Dior's Golden Doll House
For the closing of the show, Maria Grazia Chiuri seeked Penny Slinger the feminist and surrealist artist to design the head-turning piece. The golden doll house covered in 24-carat gold leaf was influenced by Slinger's lifelong inspiration from houses, which had frequently represented the psyche in her work. While a movie celebrating Slinger's career is releasing, the powerful sign-off was a timely piece.
Chanel's Nostalgia in the Library
For her first couture collection for Chanel, artistic director Virginie Viard went back to classics. The pieces that hold a historical touch were showcased in a full-blown circular libray with bookshelves from floor to cieling complete with world classics. The whole scene brought out a serenity that only book lovers know. “I dreamt about a woman with nonchalant elegance and a fluid and free silhouette; everything I like about the Chanel allure,” said Viard when asked about the show that echoed a cultured 30s vibes.

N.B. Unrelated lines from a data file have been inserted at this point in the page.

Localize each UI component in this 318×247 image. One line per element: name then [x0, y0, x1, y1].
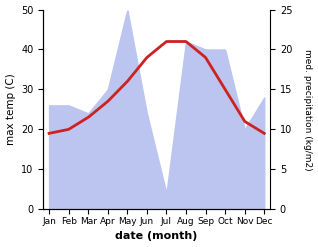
Y-axis label: max temp (C): max temp (C)	[5, 74, 16, 145]
Y-axis label: med. precipitation (kg/m2): med. precipitation (kg/m2)	[303, 49, 313, 170]
X-axis label: date (month): date (month)	[115, 231, 198, 242]
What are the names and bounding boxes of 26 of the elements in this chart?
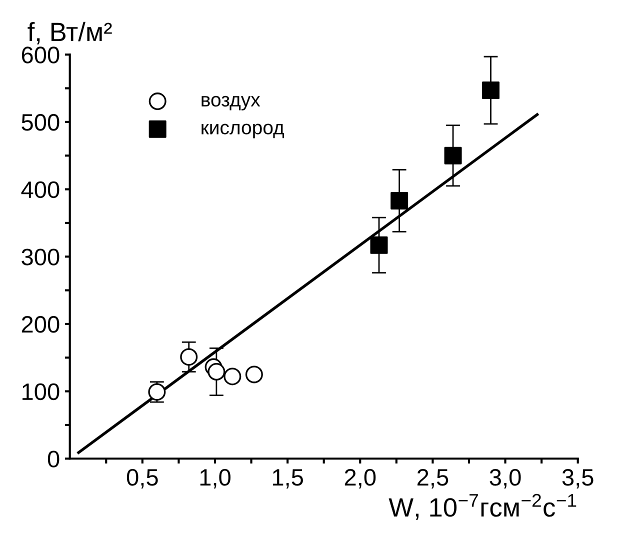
point xyxy=(370,236,388,254)
y-tick-label: 200 xyxy=(22,316,60,333)
y-tick-label: 100 xyxy=(22,383,60,400)
point xyxy=(245,366,263,384)
x-tick-label: 2,0 xyxy=(344,468,376,488)
legend-label: воздух xyxy=(202,96,260,110)
y-axis-title: f, Вт/м² xyxy=(28,22,112,44)
y-tick-label: 500 xyxy=(22,114,60,131)
legend-label: кислород xyxy=(202,124,284,138)
y-tick-label: 600 xyxy=(22,46,60,64)
x-tick-label: 1,0 xyxy=(200,468,230,488)
point xyxy=(208,363,226,381)
y-tick-label: 0 xyxy=(48,450,60,468)
point xyxy=(224,368,242,386)
x-tick-label: 0,5 xyxy=(126,468,158,488)
y-tick-label: 400 xyxy=(21,181,60,198)
point xyxy=(444,146,462,164)
x-tick-label: 1,5 xyxy=(272,469,303,488)
point xyxy=(390,192,408,210)
y-tick-label: 300 xyxy=(22,248,60,266)
point xyxy=(180,348,198,366)
x-tick-label: 3,5 xyxy=(562,468,594,488)
point xyxy=(482,82,500,100)
x-tick-label: 3,0 xyxy=(490,468,521,488)
x-axis-title: W, 10$^{−7}$гсм$^{−2}$с$^{−1}$ xyxy=(388,494,576,520)
x-tick-label: 2,5 xyxy=(417,468,448,488)
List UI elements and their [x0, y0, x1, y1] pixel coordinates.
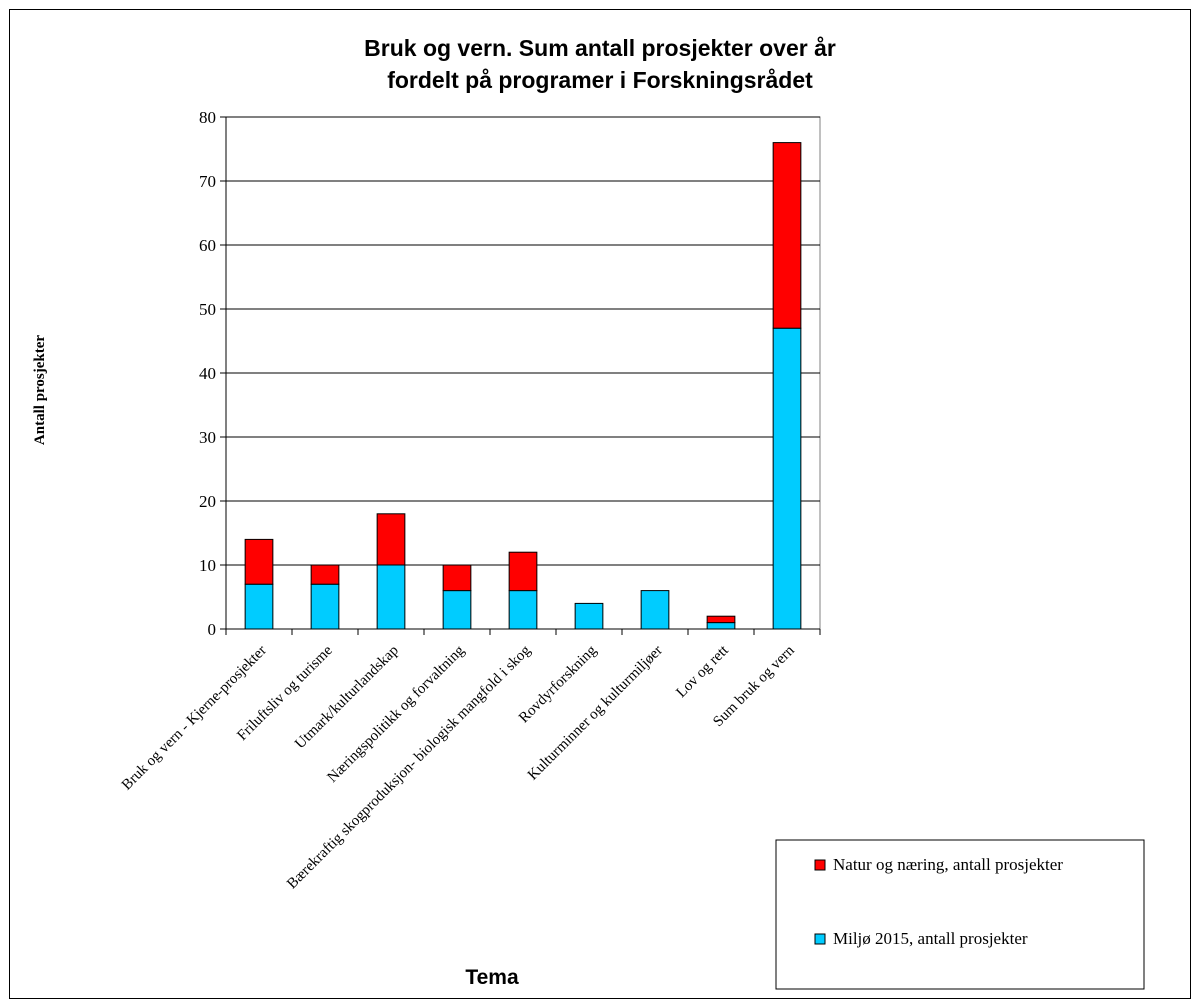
bar-segment-series-0 — [310, 583, 340, 630]
bar-segment-series-0 — [772, 327, 802, 630]
category-labels: Bruk og vern - Kjerne-prosjekterFrilufts… — [119, 642, 798, 892]
bar-segment-series-1 — [244, 538, 274, 585]
bar-segment-series-0 — [706, 622, 736, 630]
legend-entry: Miljø 2015, antall prosjekter — [833, 929, 1028, 948]
bar-segment-series-1 — [706, 615, 736, 624]
chart-title-line-2: fordelt på programer i Forskningsrådet — [387, 67, 813, 93]
y-tick-label: 70 — [199, 172, 216, 191]
legend: Natur og næring, antall prosjekter Miljø … — [775, 839, 1145, 990]
legend-swatch — [814, 933, 826, 945]
bar-segment-series-0 — [508, 590, 538, 630]
category-label: Bærekraftig skogproduksjon- biologisk ma… — [284, 642, 534, 892]
bar-segment-series-0 — [442, 590, 472, 630]
stacked-bar-chart: Bruk og vern. Sum antall prosjekter over… — [32, 35, 1145, 990]
y-tick-label: 20 — [199, 492, 216, 511]
category-label: Næringspolitikk og forvaltning — [325, 642, 469, 786]
y-tick-label: 10 — [199, 556, 216, 575]
category-label: Bruk og vern - Kjerne-prosjekter — [119, 643, 270, 794]
category-label: Lov og rett — [673, 642, 732, 701]
y-tick-label: 60 — [199, 236, 216, 255]
legend-entry: Natur og næring, antall prosjekter — [833, 855, 1063, 874]
category-label: Kulturminner og kulturmiljøer — [525, 643, 666, 784]
gridlines — [226, 116, 820, 566]
bar-segment-series-1 — [442, 564, 472, 592]
bar-segment-series-0 — [574, 602, 604, 630]
y-tick-label: 30 — [199, 428, 216, 447]
y-tick-label: 40 — [199, 364, 216, 383]
bars — [244, 142, 802, 630]
y-tick-label: 50 — [199, 300, 216, 319]
bar-segment-series-1 — [508, 551, 538, 592]
bar-segment-series-1 — [376, 513, 406, 566]
bar-segment-series-0 — [640, 590, 670, 630]
chart-title-line-1: Bruk og vern. Sum antall prosjekter over… — [364, 35, 836, 61]
bar-segment-series-1 — [772, 142, 802, 329]
y-tick-label: 80 — [199, 108, 216, 127]
legend-swatch — [814, 859, 826, 871]
bar-segment-series-0 — [376, 564, 406, 630]
y-axis-label: Antall prosjekter — [32, 335, 48, 445]
bar-segment-series-1 — [310, 564, 340, 585]
y-ticks: 0 10 20 30 40 50 60 70 80 — [199, 108, 226, 639]
chart-frame: Bruk og vern. Sum antall prosjekter over… — [9, 9, 1191, 999]
legend-box — [775, 839, 1145, 990]
y-tick-label: 0 — [208, 620, 217, 639]
x-axis-label: Tema — [465, 966, 519, 989]
x-ticks — [225, 629, 821, 635]
bar-segment-series-0 — [244, 583, 274, 630]
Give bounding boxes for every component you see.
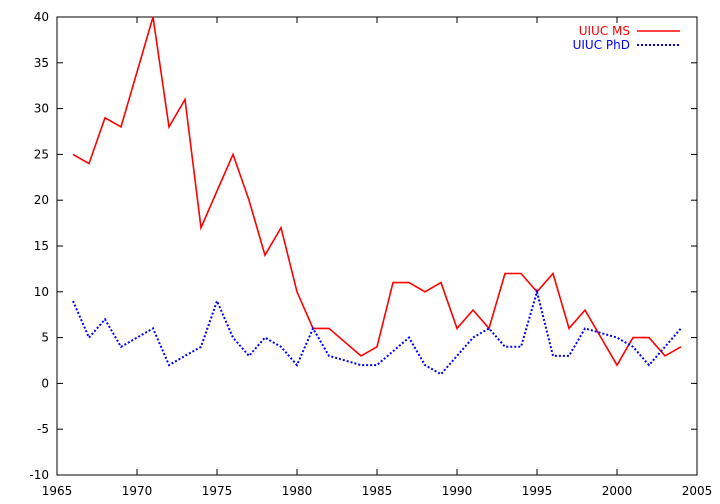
series-line-1: [72, 16, 682, 367]
x-tick-label: 1980: [282, 484, 313, 498]
series-line-2: [72, 287, 682, 376]
y-tick-label: 40: [34, 10, 49, 24]
y-tick-label: 0: [41, 376, 49, 390]
y-tick-label: 25: [34, 147, 49, 161]
plot-frame: [56, 16, 698, 476]
x-tick-label: 2005: [682, 484, 713, 498]
legend-label-2: UIUC PhD: [573, 38, 630, 52]
x-tick-label: 1995: [522, 484, 553, 498]
axis-ticks: [56, 16, 698, 476]
y-tick-label: 20: [34, 193, 49, 207]
x-tick-label: 1975: [202, 484, 233, 498]
x-tick-label: 1970: [122, 484, 153, 498]
axis-tick-labels: -10 -5 0 5 10 15 20 25 30 35 40 1965 1970 1975 1980 198…: [29, 10, 712, 498]
y-tick-label: -5: [37, 422, 49, 436]
y-tick-label: 15: [34, 239, 49, 253]
x-tick-label: 1985: [362, 484, 393, 498]
x-tick-label: 1990: [442, 484, 473, 498]
y-tick-label: 30: [34, 102, 49, 116]
legend-label-1: UIUC MS: [579, 24, 630, 38]
y-tick-label: 10: [34, 285, 49, 299]
series-lines: [72, 16, 682, 376]
x-tick-label: 1965: [42, 484, 73, 498]
y-tick-label: 35: [34, 56, 49, 70]
y-tick-label: 5: [41, 331, 49, 345]
y-tick-label: -10: [29, 468, 49, 482]
x-tick-label: 2000: [602, 484, 633, 498]
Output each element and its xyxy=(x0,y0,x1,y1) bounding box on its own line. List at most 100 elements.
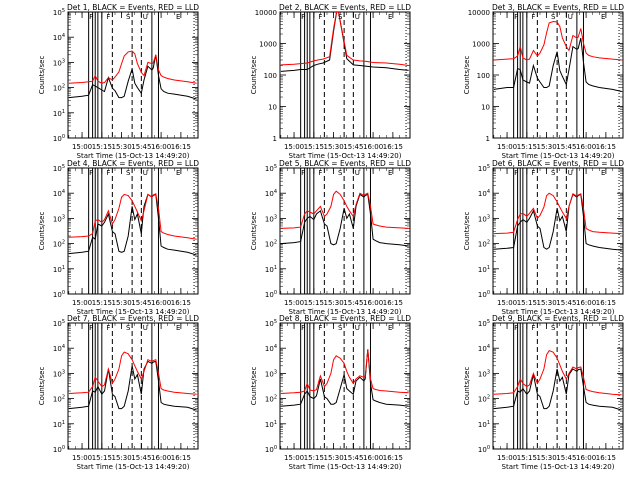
y-tick-label: 105 xyxy=(265,164,277,173)
x-tick-label: 16:00 xyxy=(151,299,171,307)
annotation-label: F xyxy=(106,324,110,332)
y-tick-label: 100 xyxy=(477,72,490,80)
annotation-label: S xyxy=(338,169,343,177)
panel-title: Det 1, BLACK = Events, RED = LLD xyxy=(67,3,199,12)
x-tick-label: 15:30 xyxy=(111,299,131,307)
annotation-label: P xyxy=(301,13,305,21)
x-tick-label: 15:15 xyxy=(517,299,537,307)
y-tick-label: 104 xyxy=(265,344,277,353)
x-tick-label: 15:15 xyxy=(304,143,324,151)
annotation-label: P xyxy=(301,324,305,332)
y-tick-label: 102 xyxy=(53,240,65,249)
y-axis-label: Counts/sec xyxy=(250,367,258,406)
x-tick-label: 16:15 xyxy=(596,454,616,462)
panel-title: Det 3, BLACK = Events, RED = LLD xyxy=(492,3,624,12)
events-series-line xyxy=(68,54,197,100)
plot-frame xyxy=(67,11,199,139)
events-series-line xyxy=(493,193,622,251)
x-tick-label: 15:15 xyxy=(517,454,537,462)
panel-title: Det 5, BLACK = Events, RED = LLD xyxy=(279,159,411,168)
y-tick-label: 1 xyxy=(273,135,277,143)
x-tick-label: 15:15 xyxy=(304,299,324,307)
lld-series-line xyxy=(68,351,197,395)
plot-frame xyxy=(67,322,199,450)
y-tick-label: 104 xyxy=(53,189,65,198)
y-tick-label: 103 xyxy=(53,58,65,67)
y-tick-label: 10000 xyxy=(468,9,490,17)
y-axis-label: Counts/sec xyxy=(463,56,471,95)
annotation-label: S xyxy=(126,324,131,332)
y-tick-label: 104 xyxy=(53,33,65,42)
plot-frame xyxy=(492,167,624,295)
x-tick-label: 16:00 xyxy=(151,143,171,151)
y-tick-label: 10 xyxy=(268,104,277,112)
annotation-label: E xyxy=(388,169,392,177)
annotation-label: P xyxy=(514,169,518,177)
x-tick-label: 15:00 xyxy=(284,454,304,462)
lld-series-line xyxy=(280,349,409,394)
events-series-line xyxy=(68,193,197,256)
annotation-label: F xyxy=(531,324,535,332)
plot-frame xyxy=(279,322,411,450)
x-tick-label: 16:15 xyxy=(171,454,191,462)
annotation-label: S xyxy=(126,13,131,21)
y-tick-label: 101 xyxy=(53,420,65,429)
y-tick-label: 105 xyxy=(478,319,490,328)
x-tick-label: 15:30 xyxy=(323,299,343,307)
panel-title: Det 7, BLACK = Events, RED = LLD xyxy=(67,314,199,323)
y-axis-label: Counts/sec xyxy=(38,212,46,251)
y-tick-label: 101 xyxy=(478,420,490,429)
y-tick-label: 103 xyxy=(478,214,490,223)
y-tick-label: 105 xyxy=(53,8,65,17)
detector-panel-2: 1 10 100 1000 10000 15:00 15:15 15:30 15:45 16:00… xyxy=(250,3,411,160)
annotation-label: E xyxy=(601,13,605,21)
y-axis-label: Counts/sec xyxy=(250,212,258,251)
y-axis-label: Counts/sec xyxy=(38,56,46,95)
x-tick-label: 16:00 xyxy=(576,299,596,307)
plot-frame xyxy=(67,167,199,295)
y-tick-label: 103 xyxy=(265,369,277,378)
y-tick-label: 100 xyxy=(264,72,277,80)
y-tick-label: 105 xyxy=(265,319,277,328)
y-axis-label: Counts/sec xyxy=(250,56,258,95)
annotation-label: U xyxy=(143,13,148,21)
annotation-label: U xyxy=(355,324,360,332)
x-tick-label: 16:00 xyxy=(363,454,383,462)
x-tick-label: 15:00 xyxy=(284,299,304,307)
y-tick-label: 10000 xyxy=(255,9,277,17)
y-tick-label: 101 xyxy=(53,265,65,274)
x-tick-label: 15:00 xyxy=(497,143,517,151)
panel-title: Det 4, BLACK = Events, RED = LLD xyxy=(67,159,199,168)
y-tick-label: 103 xyxy=(53,369,65,378)
annotation-label: E xyxy=(388,324,392,332)
x-axis-label: Start Time (15-Oct-13 14:49:20) xyxy=(502,152,615,160)
x-tick-label: 15:15 xyxy=(92,143,112,151)
y-axis-label: Counts/sec xyxy=(38,367,46,406)
y-tick-label: 104 xyxy=(53,344,65,353)
annotation-label: E xyxy=(176,169,180,177)
y-tick-label: 101 xyxy=(478,265,490,274)
y-tick-label: 100 xyxy=(53,134,65,143)
annotation-label: P xyxy=(89,13,93,21)
y-tick-label: 103 xyxy=(53,214,65,223)
x-tick-label: 15:45 xyxy=(556,299,576,307)
x-tick-label: 15:15 xyxy=(92,454,112,462)
annotation-label: E xyxy=(176,13,180,21)
annotation-label: E xyxy=(601,169,605,177)
y-tick-label: 100 xyxy=(478,445,490,454)
x-axis-label: Start Time (15-Oct-13 14:49:20) xyxy=(289,463,402,471)
events-series-line xyxy=(280,349,409,407)
x-axis-label: Start Time (15-Oct-13 14:49:20) xyxy=(77,308,190,316)
lld-series-line xyxy=(280,190,409,229)
x-tick-label: 15:30 xyxy=(536,143,556,151)
x-tick-label: 15:15 xyxy=(92,299,112,307)
y-axis-label: Counts/sec xyxy=(463,212,471,251)
y-tick-label: 1 xyxy=(486,135,490,143)
annotation-label: F xyxy=(531,13,535,21)
x-tick-label: 16:15 xyxy=(383,454,403,462)
lld-series-line xyxy=(68,193,197,240)
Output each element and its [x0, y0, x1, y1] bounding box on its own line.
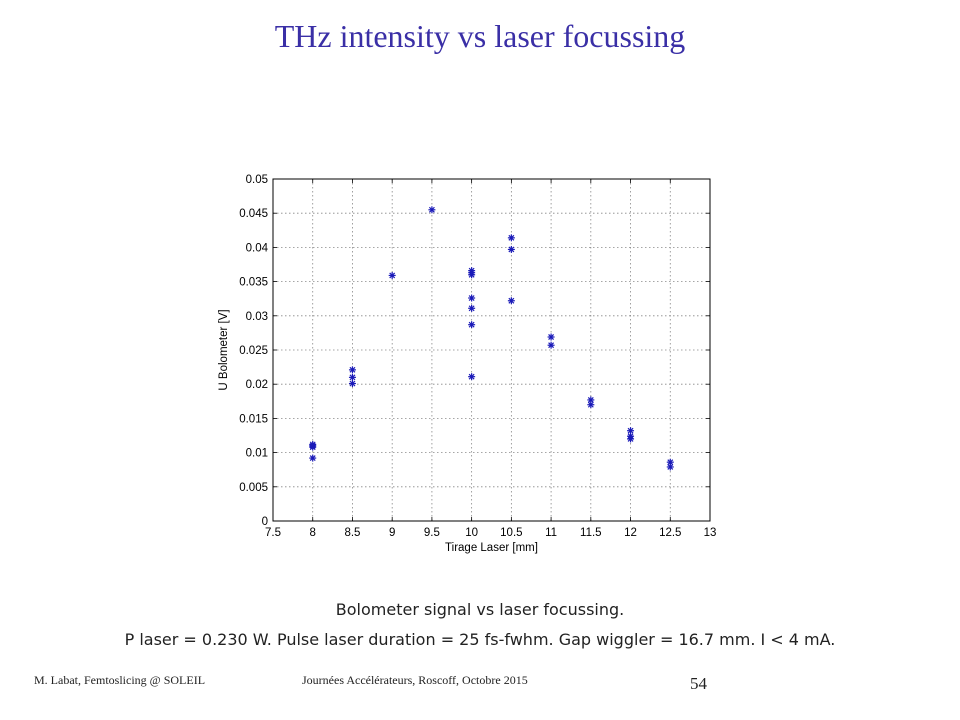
caption-line-1: Bolometer signal vs laser focussing. [335, 600, 625, 619]
data-point [348, 366, 356, 374]
footer-conference: Journées Accélérateurs, Roscoff, Octobre… [302, 673, 528, 687]
x-tick-label: 7.5 [265, 527, 281, 539]
data-point [348, 380, 356, 388]
plot-area [273, 179, 710, 521]
x-tick-label: 11 [545, 527, 557, 539]
y-tick-label: 0.05 [246, 174, 268, 186]
data-point [507, 234, 515, 242]
data-point [547, 333, 555, 341]
slide-title: THz intensity vs laser focussing [274, 18, 686, 54]
data-point [468, 304, 476, 312]
x-tick-label: 12.5 [659, 527, 681, 539]
data-point [428, 206, 436, 214]
y-axis-label: U Bolometer [V] [218, 309, 230, 390]
y-tick-label: 0 [262, 516, 268, 528]
y-tick-label: 0.035 [239, 277, 268, 289]
y-tick-label: 0.025 [239, 345, 268, 357]
x-tick-label: 11.5 [580, 527, 602, 539]
x-tick-label: 10.5 [500, 527, 522, 539]
data-point [309, 443, 317, 451]
x-axis-label: Tirage Laser [mm] [445, 542, 538, 554]
y-tick-label: 0.045 [239, 208, 268, 220]
y-tick-label: 0.005 [239, 482, 268, 494]
y-tick-label: 0.04 [246, 242, 269, 254]
bolometer-scatter-chart: 7.5 8 8.5 9 9.5 10 10.5 11 11.5 12 12.5 13 0 0.005 0.0… [218, 174, 717, 554]
y-tick-label: 0.02 [246, 379, 268, 391]
x-tick-label: 8.5 [344, 527, 360, 539]
data-point [348, 373, 356, 381]
data-point [468, 271, 476, 279]
data-point [666, 463, 674, 471]
data-point [309, 454, 317, 462]
data-point [468, 321, 476, 329]
x-tick-label: 9.5 [424, 527, 440, 539]
data-point [388, 271, 396, 279]
data-point [627, 435, 635, 443]
y-tick-label: 0.015 [239, 413, 268, 425]
page-number: 54 [690, 674, 707, 693]
x-tick-label: 8 [310, 527, 316, 539]
x-tick-label: 10 [465, 527, 478, 539]
data-point [587, 401, 595, 409]
footer-author: M. Labat, Femtoslicing @ SOLEIL [34, 673, 206, 687]
data-point [468, 294, 476, 302]
data-point [507, 245, 515, 253]
x-tick-label: 13 [704, 527, 717, 539]
data-point [547, 341, 555, 349]
caption-line-2: P laser = 0.230 W. Pulse laser duration … [124, 630, 836, 649]
plot-frame [272, 178, 711, 522]
data-point [468, 373, 476, 381]
y-tick-label: 0.01 [246, 448, 268, 460]
data-point [507, 297, 515, 305]
y-tick-label: 0.03 [246, 311, 268, 323]
x-tick-label: 12 [624, 527, 637, 539]
x-tick-label: 9 [389, 527, 395, 539]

Lauren Hutton flaunts Valentino
Pierpaolo Piccioli went extravagant playing with textures; joining sequins, feathers, and yarn together. But different textures is not only what Piccioli is including. For this show, Piccioli adressed the fashion industry's diversity problem. Aside from Gigi Hadid and Kaia Gerber, over half of the models for the show were women of color. The highlight of the night was when 75-year-old model and actress Lauren entered in a bold look charming us with old-school grace.
Mechanized Gowns is a Glimpse towards the Future
Iris van Herpen made history with her futuristic collection made with the help of kinetic sculptor Anthony Howe. On top of the science behind the looks, Iris van Herpen put an otherworldly aesthetic appeal in the designs. The finale dress, handmade out of feathers and stainless steel, took four months to appear in this ethereal state. The outlandish scene created by the kinetic dresses in this collection will stay a bright spot in the legacy of couture.
Givenchy Goes Big with Feathers
It's not the first time Givenchy takes things to a higher level. And this time, by higher we mean bigger - and with a countless number of feathers. Kaia Gerber was just extravagant in the voluminous bird-like look. Clare Waight Keller made a huge statement with the green-ombre, body consuming gown. Gerber stole the show with only her face and hands showing from behind the feathers.
Maison Margiela's Men's Trousers Dress
John Galliano from Maison Margiela broke all the rules in couture week. With an unreal collection, made unique by rips, holes, and many belts, Galliano creates an anarchic spectacle. The collection transformed mundane menswear to fantasied dresses for women. The center of attention was the olive men's trousers that metamorphosed into a fully fledged gown with a rebellious flair.